On a par with future pop-star LINDA RONSTADT, who spent her formative folk-pop years fronting The STONE PONEYS, Carly Simon did likewise via The SIMON SISTERS (with her sibling Lucy).
Formed 1963 and inspired by the likes of PETER, PAUL AND MARY, JOAN BAEZ and The EVERLY BROTHERS, Carly and older sis Lucy came from an upper-crust New York family; their father was actually was actually the co-founder of publishing company Simon & Schuster.
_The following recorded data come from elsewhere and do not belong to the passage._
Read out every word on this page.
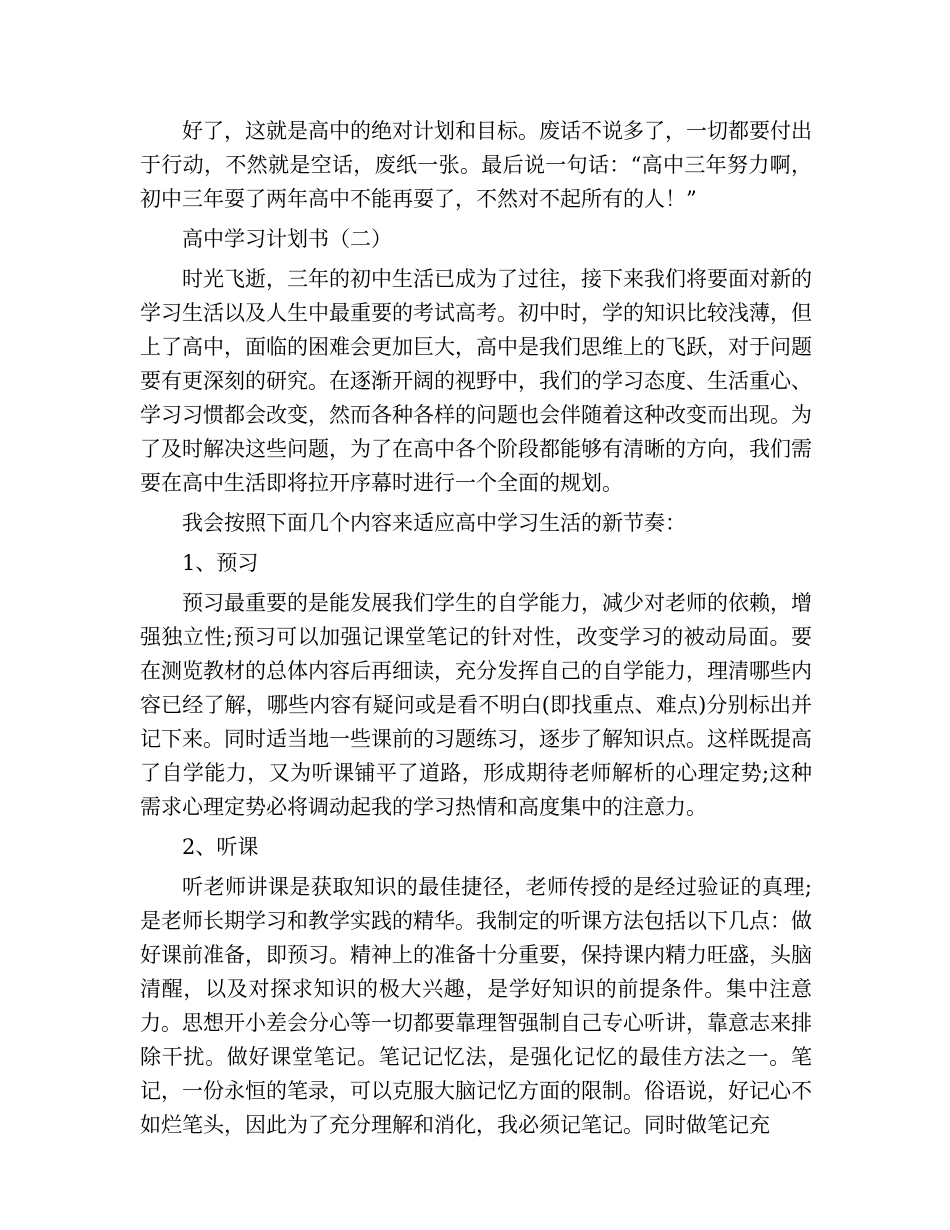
好了，这就是高中的绝对计划和目标。废话不说多了，一切都要付出于行动，不然就是空话，废纸一张。最后说一句话：“高中三年努力啊，初中三年耍了两年高中不能再耍了，不然对不起所有的人！”

高中学习计划书（二）

时光飞逝，三年的初中生活已成为了过往，接下来我们将要面对新的学习生活以及人生中最重要的考试高考。初中时，学的知识比较浅薄，但上了高中，面临的困难会更加巨大，高中是我们思维上的飞跃，对于问题要有更深刻的研究。在逐渐开阔的视野中，我们的学习态度、生活重心、学习习惯都会改变，然而各种各样的问题也会伴随着这种改变而出现。为了及时解决这些问题，为了在高中各个阶段都能够有清晰的方向，我们需要在高中生活即将拉开序幕时进行一个全面的规划。

我会按照下面几个内容来适应高中学习生活的新节奏：

1、预习

预习最重要的是能发展我们学生的自学能力，减少对老师的依赖，增强独立性;预习可以加强记课堂笔记的针对性，改变学习的被动局面。要在测览教材的总体内容后再细读，充分发挥自己的自学能力，理清哪些内容已经了解，哪些内容有疑问或是看不明白(即找重点、难点)分别标出并记下来。同时适当地一些课前的习题练习，逐步了解知识点。这样既提高了自学能力，又为听课铺平了道路，形成期待老师解析的心理定势;这种需求心理定势必将调动起我的学习热情和高度集中的注意力。

2、听课

听老师讲课是获取知识的最佳捷径，老师传授的是经过验证的真理;是老师长期学习和教学实践的精华。我制定的听课方法包括以下几点：做好课前准备，即预习。精神上的准备十分重要，保持课内精力旺盛，头脑清醒，以及对探求知识的极大兴趣，是学好知识的前提条件。集中注意力。思想开小差会分心等一切都要靠理智强制自己专心听讲，靠意志来排除干扰。做好课堂笔记。笔记记忆法，是强化记忆的最佳方法之一。笔记，一份永恒的笔录，可以克服大脑记忆方面的限制。俗语说，好记心不如烂笔头，因此为了充分理解和消化，我必须记笔记。同时做笔记充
In spring ’64, The SIMON SISTERS had their sole Top 75 chart entry with `Winkin’, Blinkin’ And Nod’, a novelty folk record that highlighted their debut LP, MEET THE SIMON SISTERS (1964) {*5}. Harnessing the traditionally-leaning, clean-cut image, the folk-revival record was a tad too twee for most post-DYLAN acolytes, although it did boast a cover by way of BILLY EDD WHEELER’s `Wind Spiritual’; `Once I Had A Sweetheart’ was later procured by Brit-folk act PENTANGLE.
The girls continued to deliver the odd folk staple (i.e. `Turn, Turn, Turn’, `Motherless Child’ and `If I Had A Ribbon Bow’) by way of follow-up set CUDDLEBUG (1964) {*6}, although the main high spots here were a French reading of DYLAN’s `Blowin’ In The Wind’ and a title track penned by singer-cum-actor Alan Arkin, ex-TARRIERS.
After a time getting domesticated through marriage for Lucy (she had a baby daughter, Julie) and a time spent in France for Carly, the ladies made reconvened for out-of-step third set, …SING THE LOBSTER QUADRILLE AND OTHER SONGS FOR CHILDREN (1969) {*4}. In the early 70s, CARLY SIMON penned `You’re So Vain’ about you-know-who, and the rest is indeed pop history.